Corporate retailers constitute an important element of the core of the South African food economy. Our submission argues that formal sector grocery retail is distorting food economies in ways which disadvantage other stakeholders of food value chains (Greenberg 2016). These effects are felt both upstream in the packaging, processing and production of food as well as horizontally among informal-sector grocery retailers. Some important factors that impact on grocery retailing in the township economy are:
- Inappropriate government policies (in particular municipal policies towards informal micro-enterprises)
- Unfair competition from the corporate retailing sector via shopping malls and large chain businesses by creating localised grocery retailing monopolies in the township residential setting.
- Unfair competition from the corporate retailing sector by government outsourcing of SASSA grants distribution to corporate retailers “captures” an essential revenue stream.
In addition, formal food retailers unfold significant up-stream value-chain impacts: procurement standards are often exclusionary, and participation in formal retail chains is at terms very disadvantageous to small producers, who cannot easily meet stringent quality, cold-chain and reliability standards.
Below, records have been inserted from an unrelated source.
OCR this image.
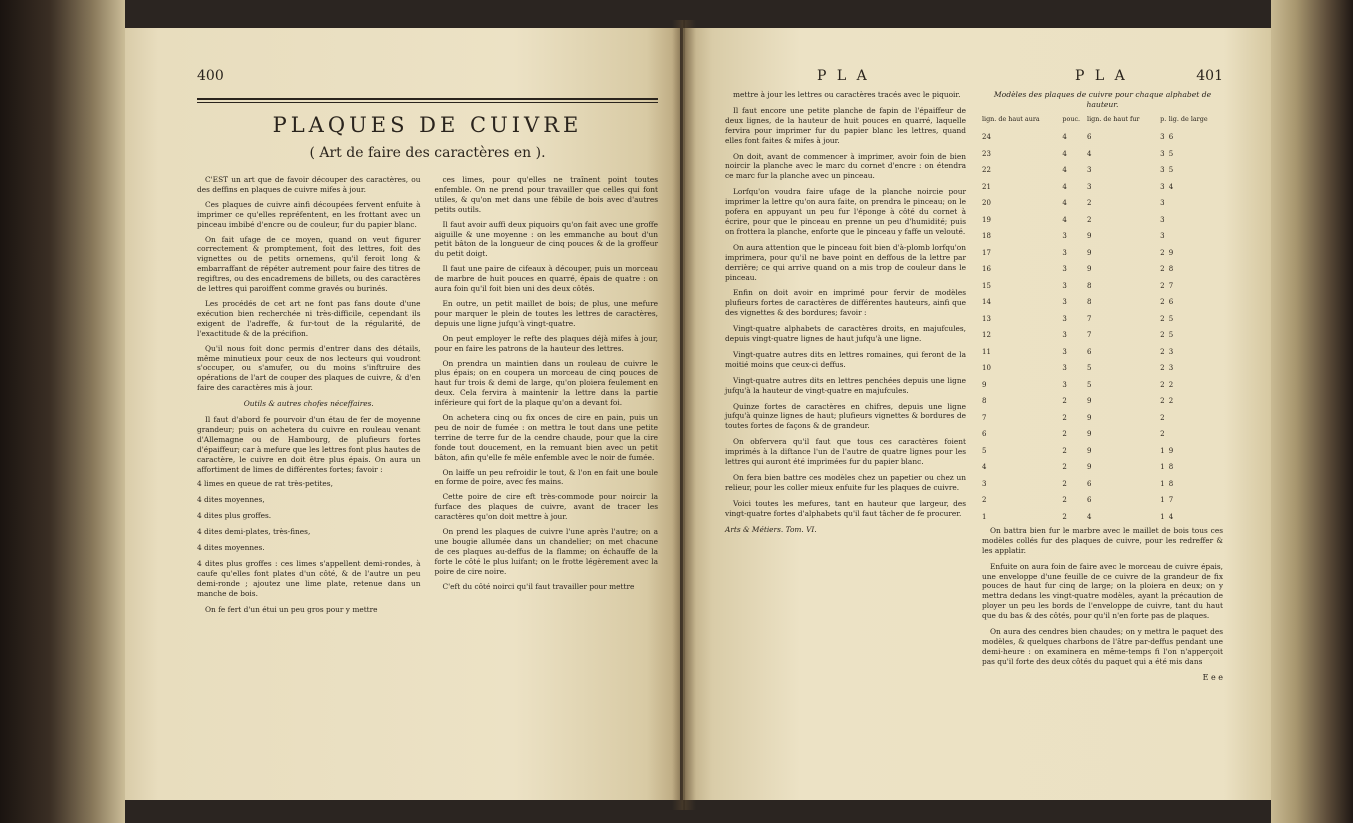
400
PLAQUES DE CUIVRE
( Art de faire des caractères en ).

C'EST un art que de favoir découper des caractères, ou des deffins en plaques de cuivre mifes à jour.

Ces plaques de cuivre ainfi découpées fervent enfuite à imprimer ce qu'elles repréfentent, en les frottant avec un pinceau imbibé d'encre ou de couleur, fur du papier blanc.

On fait ufage de ce moyen, quand on veut figurer correctement & promptement, foit des lettres, foit des vignettes ou de petits ornemens, qu'il feroit long & embarraffant de répéter autrement pour faire des titres de regiftres, ou des encadremens de billets, ou des caractères de lettres qui paroiffent comme gravés ou burinés.

Les procédés de cet art ne font pas fans doute d'une exécution bien recherchée ni très-difficile, cependant ils exigent de l'adreffe, & fur-tout de la régularité, de l'exactitude & de la précifion.

Qu'il nous foit donc permis d'entrer dans des détails, même minutieux pour ceux de nos lecteurs qui voudront s'occuper, ou s'amufer, ou du moins s'inftruire des opérations de l'art de couper des plaques de cuivre, & d'en faire des caractères mis à jour.

Outils & autres chofes néceffaires.

Il faut d'abord fe pourvoir d'un étau de fer de moyenne grandeur; puis on achetera du cuivre en rouleau venant d'Allemagne ou de Hambourg, de plufieurs fortes d'épaiffeur; car à mefure que les lettres font plus hautes de caractère, le cuivre en doit être plus épais. On aura un affortiment de limes de différentes fortes; favoir :

4 limes en queue de rat très-petites,

4 dites moyennes,

4 dites plus groffes.

4 dites demi-plates, très-fines,

4 dites moyennes.

4 dites plus groffes : ces limes s'appellent demi-rondes, à caufe qu'elles font plates d'un côté, & de l'autre un peu demi-ronde ; ajoutez une lime plate, retenue dans un manche de bois.

On fe fert d'un étui un peu gros pour y mettre

ces limes, pour qu'elles ne traînent point toutes enfemble. On ne prend pour travailler que celles qui font utiles, & qu'on met dans une fébile de bois avec d'autres petits outils.

Il faut avoir auffi deux piquoirs qu'on fait avec une groffe aiguille & une moyenne : on les emmanche au bout d'un petit bâton de la longueur de cinq pouces & de la groffeur du petit doigt.

Il faut une paire de cifeaux à découper, puis un morceau de marbre de huit pouces en quarré, épais de quatre : on aura foin qu'il foit bien uni des deux côtés.

En outre, un petit maillet de bois; de plus, une mefure pour marquer le plein de toutes les lettres de caractères, depuis une ligne jufqu'à vingt-quatre.

On peut employer le refte des plaques déjà mifes à jour, pour en faire les patrons de la hauteur des lettres.

On prendra un maintien dans un rouleau de cuivre le plus épais; on en coupera un morceau de cinq pouces de haut fur trois & demi de large, qu'on ploiera feulement en deux. Cela fervira à maintenir la lettre dans la partie inférieure qui fort de la plaque qu'on a devant foi.

On achetera cinq ou fix onces de cire en pain, puis un peu de noir de fumée : on mettra le tout dans une petite terrine de terre fur de la cendre chaude, pour que la cire fonde tout doucement, en la remuant bien avec un petit bâton, afin qu'elle fe mêle enfemble avec le noir de fumée.

On laiffe un peu refroidir le tout, & l'on en fait une boule en forme de poire, avec fes mains.

Cette poire de cire eft très-commode pour noircir la furface des plaques de cuivre, avant de tracer les caractères qu'on doit mettre à jour.

On prend les plaques de cuivre l'une après l'autre; on a une bougie allumée dans un chandelier; on met chacune de ces plaques au-deffus de la flamme; on échauffe de la forte le côté le plus luifant; on le frotte légèrement avec la poire de cire noire.

C'eft du côté noirci qu'il faut travailler pour mettre

P L A	P L A	401

mettre à jour les lettres ou caractères tracés avec le piquoir.

Il faut encore une petite planche de fapin de l'épaiffeur de deux lignes, de la hauteur de huit pouces en quarré, laquelle fervira pour imprimer fur du papier blanc les lettres, quand elles font faites & mifes à jour.

On doit, avant de commencer à imprimer, avoir foin de bien noircir la planche avec le marc du cornet d'encre : on étendra ce marc fur la planche avec un pinceau.

Lorfqu'on voudra faire ufage de la planche noircie pour imprimer la lettre qu'on aura faite, on prendra le pinceau; on le pofera en appuyant un peu fur l'éponge à côté du cornet à écrire, pour que le pinceau en prenne un peu d'humidité; puis on frottera la planche, enforte que le pinceau y faffe un velouté.

On aura attention que le pinceau foit bien d'à-plomb lorfqu'on imprimera, pour qu'il ne bave point en deffous de la lettre par derrière; ce qui arrive quand on a mis trop de couleur dans le pinceau.

Enfin on doit avoir en imprimé pour fervir de modèles plufieurs fortes de caractères de différentes hauteurs, ainfi que des vignettes & des bordures; favoir :

Vingt-quatre alphabets de caractères droits, en majufcules, depuis vingt-quatre lignes de haut jufqu'à une ligne.

Vingt-quatre autres dits en lettres romaines, qui feront de la moitié moins que ceux-ci deffus.

Vingt-quatre autres dits en lettres penchées depuis une ligne jufqu'à la hauteur de vingt-quatre en majufcules.

Quinze fortes de caractères en chifres, depuis une ligne jufqu'à quinze lignes de haut; plufieurs vignettes & bordures de toutes fortes de façons & de grandeur.

On obfervera qu'il faut que tous ces caractères foient imprimés à la diftance l'un de l'autre de quatre lignes pour les lettres qui auront été imprimées fur du papier blanc.

On fera bien battre ces modèles chez un papetier ou chez un relieur, pour les coller mieux enfuite fur les plaques de cuivre.

Voici toutes les mefures, tant en hauteur que largeur, des vingt-quatre fortes d'alphabets qu'il faut tâcher de fe procurer.

Arts & Métiers. Tom. VI.
Modèles des plaques de cuivre pour chaque alphabet de hauteur.
lign. de haut aura	pouc.	lign. de haut fur	p.	lig. de large
24	4	6	3	6
23	4	4	3	5
22	4	3	3	5
21	4	3	3	4
20	4	2	3	
19	4	2	3	
18	3	9	3	
17	3	9	2	9
16	3	9	2	8
15	3	8	2	7
14	3	8	2	6
13	3	7	2	5
12	3	7	2	5
11	3	6	2	3
10	3	5	2	3
9	3	5	2	2
8	2	9	2	2
7	2	9	2	
6	2	9	2	
5	2	9	1	9
4	2	9	1	8
3	2	6	1	8
2	2	6	1	7
1	2	4	1	4

On battra bien fur le marbre avec le maillet de bois tous ces modèles collés fur des plaques de cuivre, pour les redreffer & les applatir.

Enfuite on aura foin de faire avec le morceau de cuivre épais, une enveloppe d'une feuille de ce cuivre de la grandeur de fix pouces de haut fur cinq de large; on la ploiera en deux; on y mettra dedans les vingt-quatre modèles, ayant la précaution de ployer un peu les bords de l'enveloppe de cuivre, tant du haut que du bas & des côtés, pour qu'il n'en forte pas de plaques.

On aura des cendres bien chaudes; on y mettra le paquet des modèles, & quelques charbons de l'âtre par-deffus pendant une demi-heure : on examinera en même-temps fi l'on n'apperçoit pas qu'il forte des deux côtés du paquet qui a été mis dans

E e e
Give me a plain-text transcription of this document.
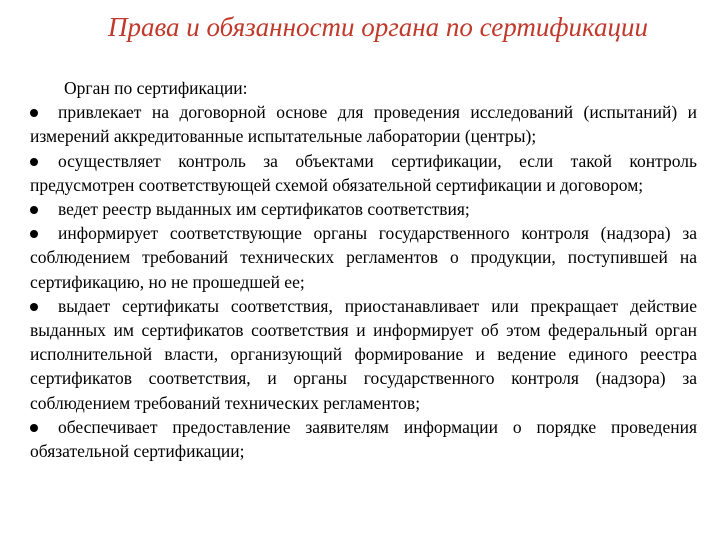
Права и обязанности органа по сертификации

Орган по сертификации:

привлекает на договорной основе для проведения исследований (испытаний) и измерений аккредитованные испытательные лаборатории (центры);

осуществляет контроль за объектами сертификации, если такой контроль предусмотрен соответствующей схемой обязательной сертификации и договором;

ведет реестр выданных им сертификатов соответствия;

информирует соответствующие органы государственного контроля (надзора) за соблюдением требований технических регламентов о продукции, поступившей на сертификацию, но не прошедшей ее;

выдает сертификаты соответствия, приостанавливает или прекращает действие выданных им сертификатов соответствия и информирует об этом федеральный орган исполнительной власти, организующий формирование и ведение единого реестра сертификатов соответствия, и органы государственного контроля (надзора) за соблюдением требований технических регламентов;

обеспечивает предоставление заявителям информации о порядке проведения обязательной сертификации;
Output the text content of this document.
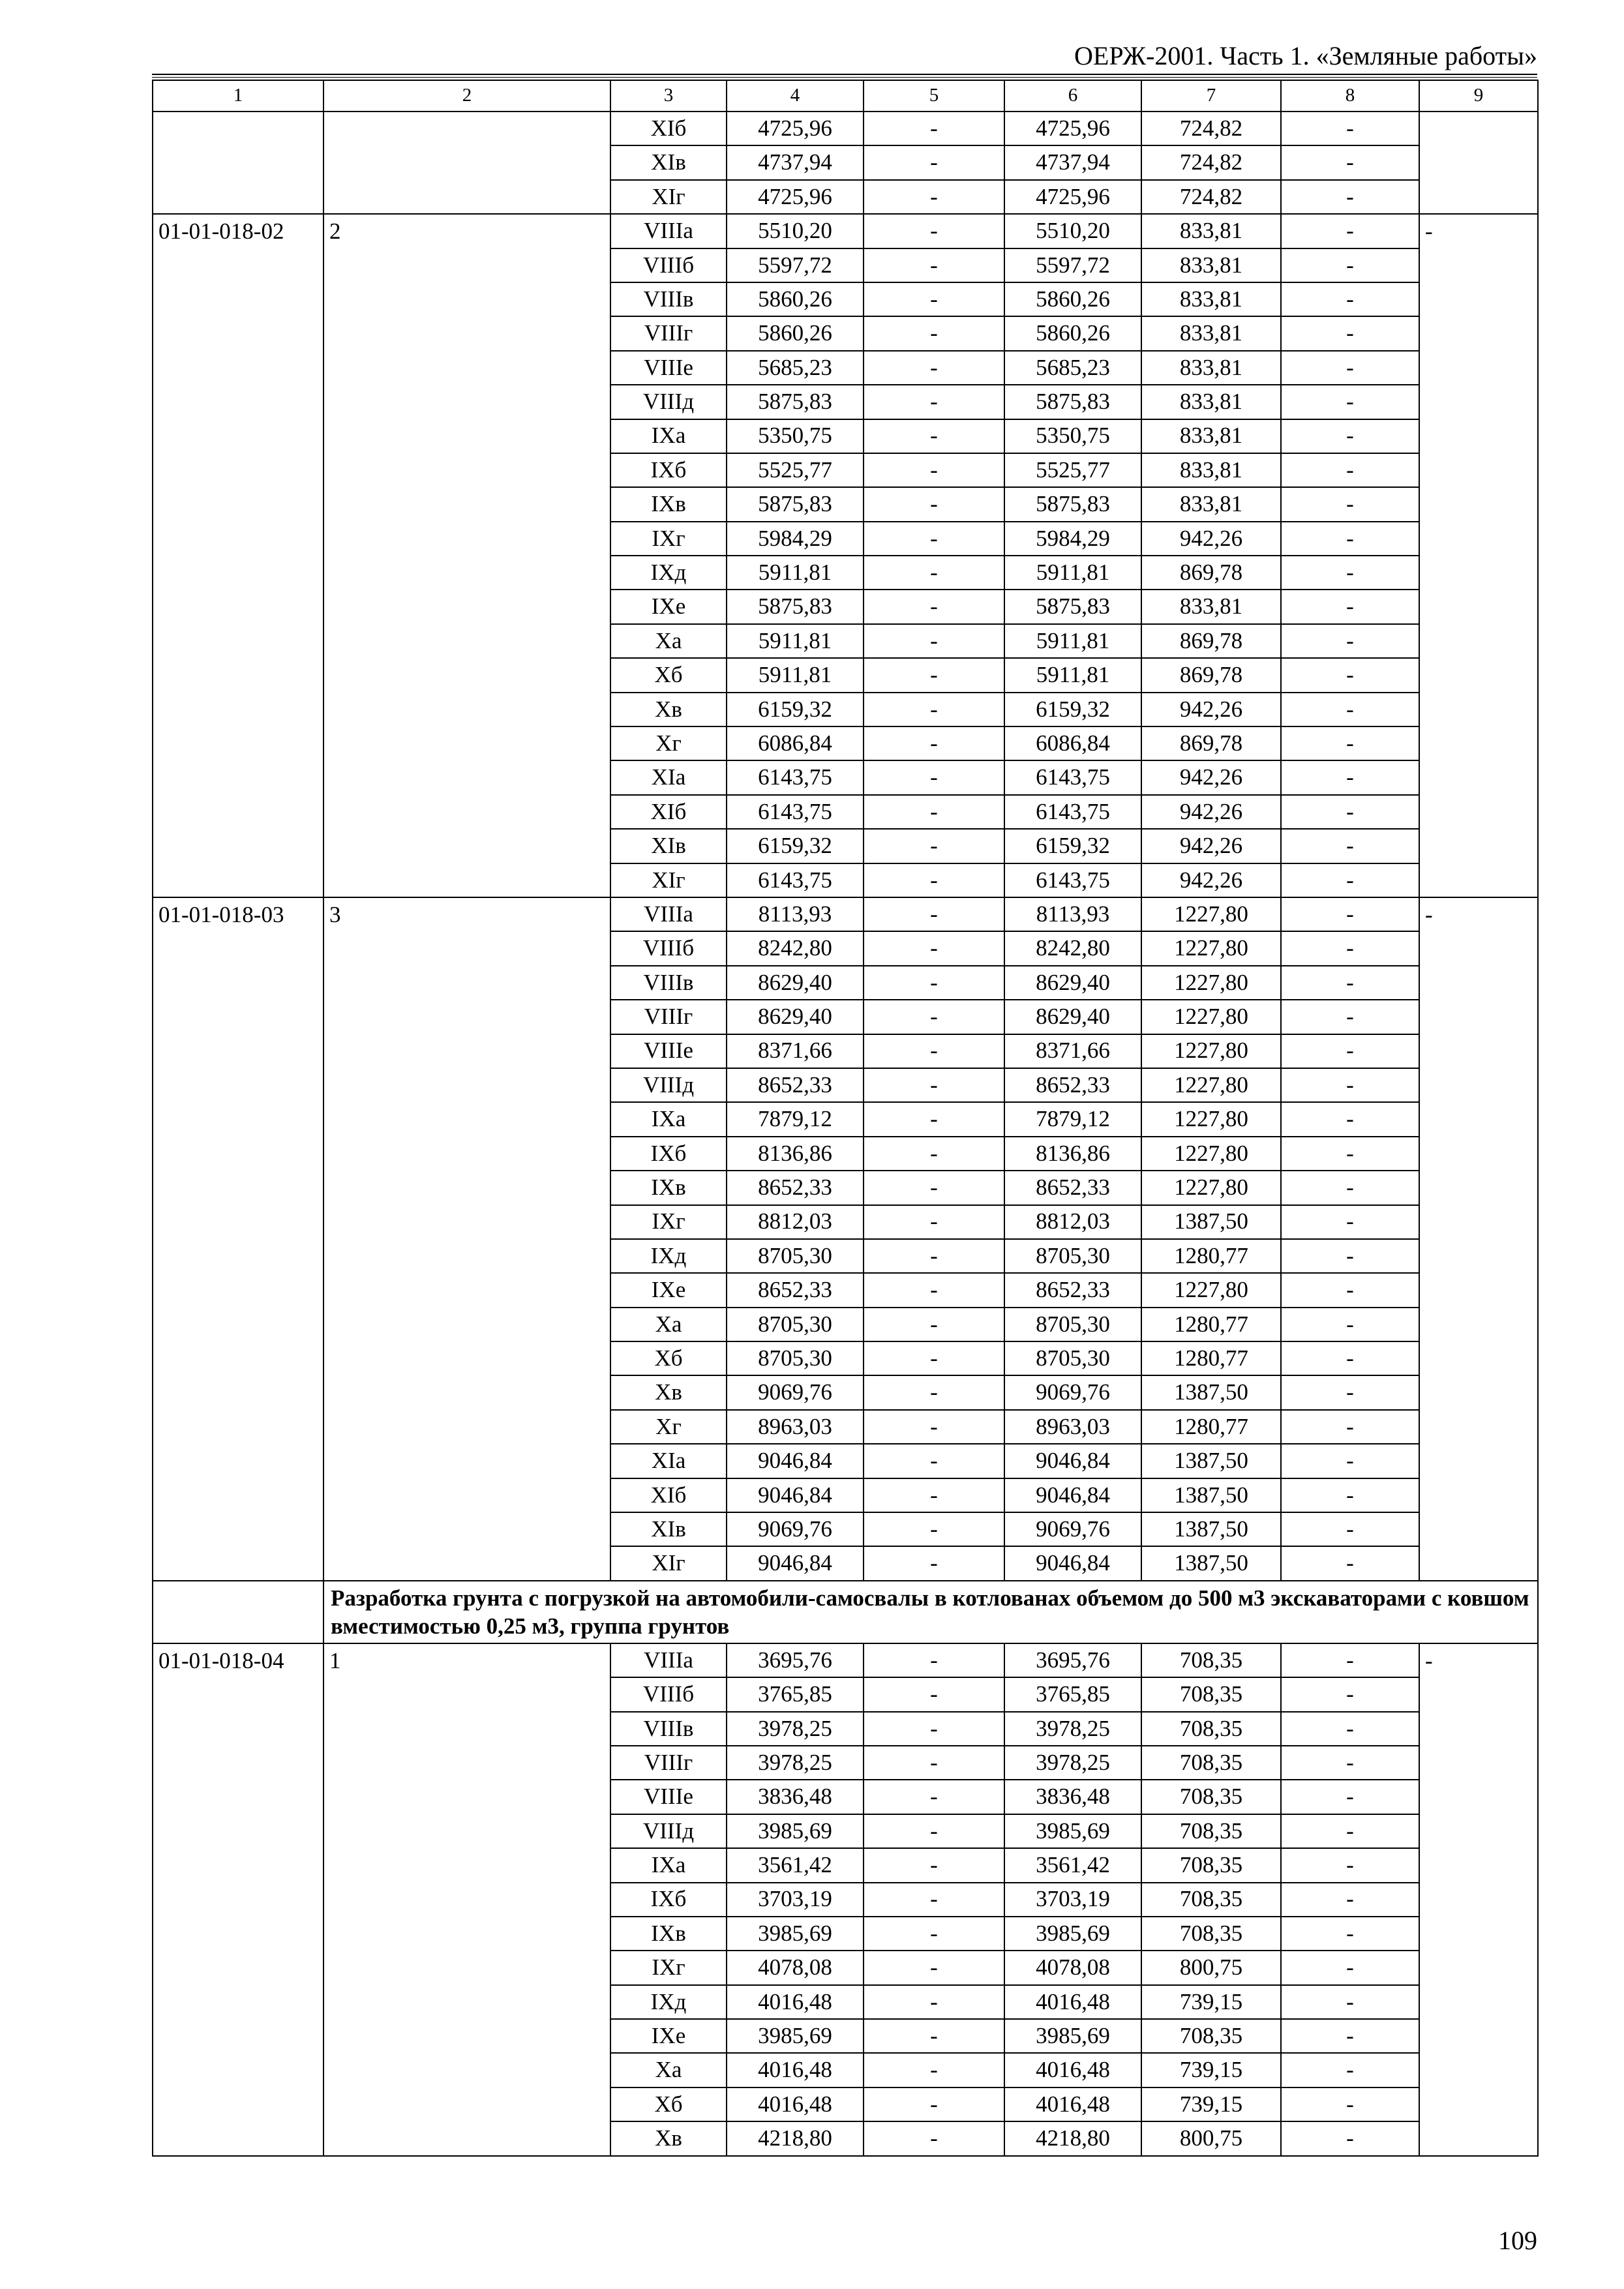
ОЕРЖ-2001. Часть 1. «Земляные работы»
1	2	3	4	5	6	7	8	9
		XIб	4725,96	-	4725,96	724,82	-	
		XIв	4737,94	-	4737,94	724,82	-	
		XIг	4725,96	-	4725,96	724,82	-	
01-01-018-02	2	VIIIа	5510,20	-	5510,20	833,81	-	-
		VIIIб	5597,72	-	5597,72	833,81	-	
		VIIIв	5860,26	-	5860,26	833,81	-	
		VIIIг	5860,26	-	5860,26	833,81	-	
		VIIIе	5685,23	-	5685,23	833,81	-	
		VIIIд	5875,83	-	5875,83	833,81	-	
		IXа	5350,75	-	5350,75	833,81	-	
		IXб	5525,77	-	5525,77	833,81	-	
		IXв	5875,83	-	5875,83	833,81	-	
		IXг	5984,29	-	5984,29	942,26	-	
		IXд	5911,81	-	5911,81	869,78	-	
		IXе	5875,83	-	5875,83	833,81	-	
		Xа	5911,81	-	5911,81	869,78	-	
		Xб	5911,81	-	5911,81	869,78	-	
		Xв	6159,32	-	6159,32	942,26	-	
		Xг	6086,84	-	6086,84	869,78	-	
		XIа	6143,75	-	6143,75	942,26	-	
		XIб	6143,75	-	6143,75	942,26	-	
		XIв	6159,32	-	6159,32	942,26	-	
		XIг	6143,75	-	6143,75	942,26	-	
01-01-018-03	3	VIIIа	8113,93	-	8113,93	1227,80	-	-
		VIIIб	8242,80	-	8242,80	1227,80	-	
		VIIIв	8629,40	-	8629,40	1227,80	-	
		VIIIг	8629,40	-	8629,40	1227,80	-	
		VIIIе	8371,66	-	8371,66	1227,80	-	
		VIIIд	8652,33	-	8652,33	1227,80	-	
		IXа	7879,12	-	7879,12	1227,80	-	
		IXб	8136,86	-	8136,86	1227,80	-	
		IXв	8652,33	-	8652,33	1227,80	-	
		IXг	8812,03	-	8812,03	1387,50	-	
		IXд	8705,30	-	8705,30	1280,77	-	
		IXе	8652,33	-	8652,33	1227,80	-	
		Xа	8705,30	-	8705,30	1280,77	-	
		Xб	8705,30	-	8705,30	1280,77	-	
		Xв	9069,76	-	9069,76	1387,50	-	
		Xг	8963,03	-	8963,03	1280,77	-	
		XIа	9046,84	-	9046,84	1387,50	-	
		XIб	9046,84	-	9046,84	1387,50	-	
		XIв	9069,76	-	9069,76	1387,50	-	
		XIг	9046,84	-	9046,84	1387,50	-	
	Разработка грунта с погрузкой на автомобили-самосвалы в котлованах объемом до 500 м3 экскаваторами с ковшом вместимостью 0,25 м3, группа грунтов							
01-01-018-04	1	VIIIа	3695,76	-	3695,76	708,35	-	-
		VIIIб	3765,85	-	3765,85	708,35	-	
		VIIIв	3978,25	-	3978,25	708,35	-	
		VIIIг	3978,25	-	3978,25	708,35	-	
		VIIIе	3836,48	-	3836,48	708,35	-	
		VIIIд	3985,69	-	3985,69	708,35	-	
		IXа	3561,42	-	3561,42	708,35	-	
		IXб	3703,19	-	3703,19	708,35	-	
		IXв	3985,69	-	3985,69	708,35	-	
		IXг	4078,08	-	4078,08	800,75	-	
		IXд	4016,48	-	4016,48	739,15	-	
		IXе	3985,69	-	3985,69	708,35	-	
		Xа	4016,48	-	4016,48	739,15	-	
		Xб	4016,48	-	4016,48	739,15	-	
		Xв	4218,80	-	4218,80	800,75	-	
109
This encourages the further consolidation of upstream segments of food value chains spanning production, processing and packaging. This tends to promote the development of a less diversified and competitive food economy.
Furthermore, grocery retailers have immense power in structuring consumer perceptions on food quality and health, from input into apparently neutral dietary-based guidelines to advertising (Greenberg 2016). Through product selection, placement, in-store promotion and advertising, large corporate retailers promote ultra- processed, highly processed and branded products emerging from highly-concentrated, capital-intensive food- processing industries. They thus cultivate a consumer food environment which disadvantages small, local producers and processors to the benefit of the capital-intensive formal food processing industry.
Inappropriate policy commonly includes municipal land use zoning and business permitting within informal economy and specifically township businesses. Land use zoning in townships is primarily for residential use only, and changing zoning to allow for business activities requires cumbersome and technocratic bureaucratic procedures largely out of reach of most informal economy businesses. Conversely formal sector business – in particular South African supermarket chains have the legal and financial means to buy and rezone land to suit their business needs. The unfairness of this competition lies less in the actions of the formal retailers, but in the perpetuation of the structural inequality of South Africa’s economy that favours formal sector business over an emerging entrepreneurial class of township retailers. The outcome of this power imbalance in a community such as Delft South (the case study in this submission) is potentially localised monopolies of grocery trading.